Я взглянула на детей, борясь с острой болью и страхом.
Кудрявая голубоглазая Изабелла была в том возрасте, когда дети обожают досаждать другим. Она любила срывать чепчик с Элеоноры и озорно хохотала, когда та топала ногами и кричала, что сестра ничем не лучше подменыша. Сейчас она тянула за свисавшие с пяльцев Элеоноры нитки, отвлекая мою старшую дочь от дела.
– Изабелла, hija mia, ты что, не видишь, что твоя сестра пытается вышивать? – Я похлопала по коленям. – Иди сюда. Давай расскажу тебе про историю Испании.
Изабелла тут же оставила Элеонору в покое. Она обожала истории и готова была сидеть часами, широко раскрыв глаза, пока я рассказывала о Крестовых походах против мавров и борьбе моих родителей за объединение Испании. Возможно, мне предстояло надолго расстаться с детьми, но мне хотелось, чтобы моя дочь знала, что в ее жилах течет испанская кровь. Карл и Элеонора были старше, их воспитывали как Габсбургов, но на маленькую Изабеллу еще можно было повлиять. Я надеялась, что у нее останутся воспоминания, которые помогут ей противостоять любым обвинениям насчет меня, если таковые впоследствии возникнут.
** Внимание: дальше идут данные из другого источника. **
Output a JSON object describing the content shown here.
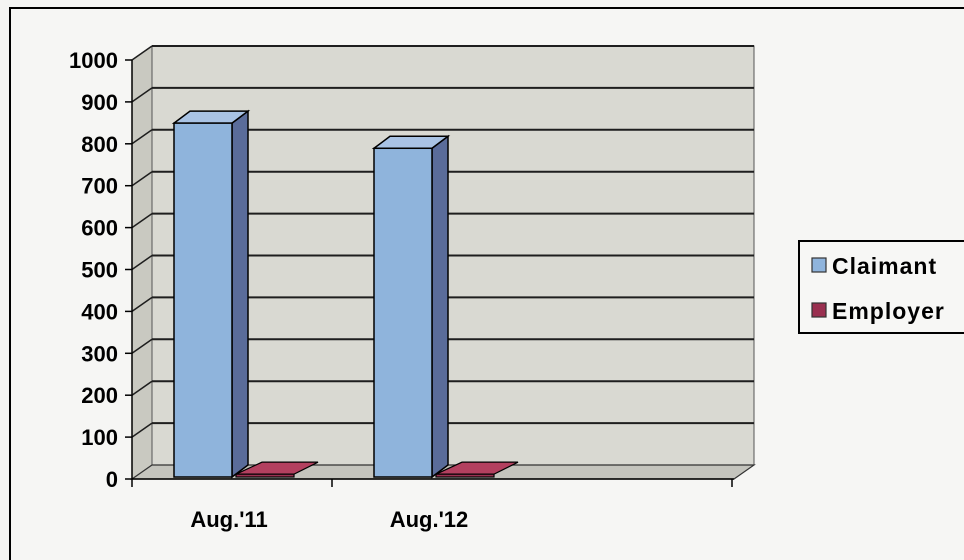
{
  "chart_data": {
    "type": "bar",
    "categories": [
      "Aug.'11",
      "Aug.'12"
    ],
    "series": [
      {
        "name": "Claimant",
        "values": [
          835,
          775
        ]
      },
      {
        "name": "Employer",
        "values": [
          2,
          2
        ]
      }
    ],
    "yticks": [
      "0",
      "100",
      "200",
      "300",
      "400",
      "500",
      "600",
      "700",
      "800",
      "900",
      "1000"
    ],
    "ylim": [
      0,
      1000
    ],
    "grid": true,
    "legend": "right",
    "three_d": true,
    "colors": {
      "claimant": "#8fb4dc",
      "claimant_side": "#5a6c9a",
      "claimant_top": "#a9c3e4",
      "employer": "#9a3050",
      "employer_top": "#b3405f",
      "wall": "#d9d9d2",
      "floor": "#c4c4bd",
      "side_wall": "#c9c9c1",
      "gridline": "#1e1e1e"
    }
  }
}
Я усадила девочку на колени.
– Уфф, какая ты стала большая! – Я пригладила ее локоны. – Рассказать тебе про королеву Урраку?
– Нет, – покачала головой Изабелла. – Расскажи мне про Бебидаля.
– Бо-аб-диля, – поправила я. – Его звали Боабдиль, и он был последним султаном…
Меня прервали громкие голоса в коридоре. Взглянув на дверь, я поднялась с кресла, и тут послышались шаги. Посмотрев на Беатрис, я крепче прижала к себе Изабеллу. Дверь распахнулась.